Après d’interminables jours de pluie, enfin ! un rayon de soleil. Soudain février semble être là, déjà, dans son éclaboussement ébloui – un scintillement peut-être dû aux myriades de goutelettes encore suspendues dans l’air, qu’un soleil de novembre anglais n’est pas de force à résorber. Le coeur et les yeux clignent, entre rire et larmes.
Une maison blanche, la façade en miroir, lumière de plein fouet. Ravigorante gifle. Je chancelle, je m’arrête.
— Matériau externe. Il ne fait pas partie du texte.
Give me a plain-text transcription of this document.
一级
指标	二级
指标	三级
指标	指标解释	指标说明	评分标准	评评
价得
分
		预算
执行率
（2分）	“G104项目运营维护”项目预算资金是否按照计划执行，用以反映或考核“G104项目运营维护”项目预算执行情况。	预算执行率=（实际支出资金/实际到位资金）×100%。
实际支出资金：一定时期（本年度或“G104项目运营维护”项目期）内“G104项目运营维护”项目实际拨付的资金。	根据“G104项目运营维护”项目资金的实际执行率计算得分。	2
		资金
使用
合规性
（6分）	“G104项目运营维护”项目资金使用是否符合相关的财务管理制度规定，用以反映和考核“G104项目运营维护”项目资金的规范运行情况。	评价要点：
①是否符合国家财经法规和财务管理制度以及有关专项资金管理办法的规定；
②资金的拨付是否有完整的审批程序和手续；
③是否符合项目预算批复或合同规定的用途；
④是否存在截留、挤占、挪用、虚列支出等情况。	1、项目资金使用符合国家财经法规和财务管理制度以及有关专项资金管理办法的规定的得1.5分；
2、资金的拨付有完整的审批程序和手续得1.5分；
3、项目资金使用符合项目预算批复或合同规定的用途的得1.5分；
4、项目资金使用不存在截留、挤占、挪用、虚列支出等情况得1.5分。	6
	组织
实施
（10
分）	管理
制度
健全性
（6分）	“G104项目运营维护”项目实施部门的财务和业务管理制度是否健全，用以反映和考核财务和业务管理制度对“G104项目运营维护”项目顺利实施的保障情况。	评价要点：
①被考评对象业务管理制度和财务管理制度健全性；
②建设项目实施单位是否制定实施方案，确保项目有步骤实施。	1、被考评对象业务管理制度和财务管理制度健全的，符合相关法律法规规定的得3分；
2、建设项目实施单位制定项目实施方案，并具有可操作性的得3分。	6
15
Les ombres n’existent plus que comme des tremplins à l’élan du jour.
Les ombres.
Ainsi disait Virgile, d’Enée et de la Sibylle pénétrant dans le Royaume des ombres:
Ibant obscuri sola sub nocte per umbram
Ainsi disait Virgile, que je découvrais plus tard que certains camarades, n’ayant pas appris le latin au collège, puisque j’avais choisi le grec en quatrième. Comme on ne pouvait rien faire du grec sans le latin, je m’y étais attelée après le bac, bien obligée. Le Mestre distribuait des liasses de déclinaisons manuscrites annotées d’explications sur l’évolution de la phonétique. Ignorante, je ne comprenais pas grand-chose, mais je mémorisais docilement et aisément, familière des cas après l’allemand et le grec – n’en déplaise aux critiques du par-coeur, c’est époustouflant ce qu’on peut entendre et finir par maîtriser, obscurément, intuitivement, sans application délibérée de l’esprit d’analyse, juste à force d’exposition et d’accumulation. Les connexions se font presque toutes seules, ces rapprochements, ces comparaisons, ces structurations qui mènent à la pleine connaissance.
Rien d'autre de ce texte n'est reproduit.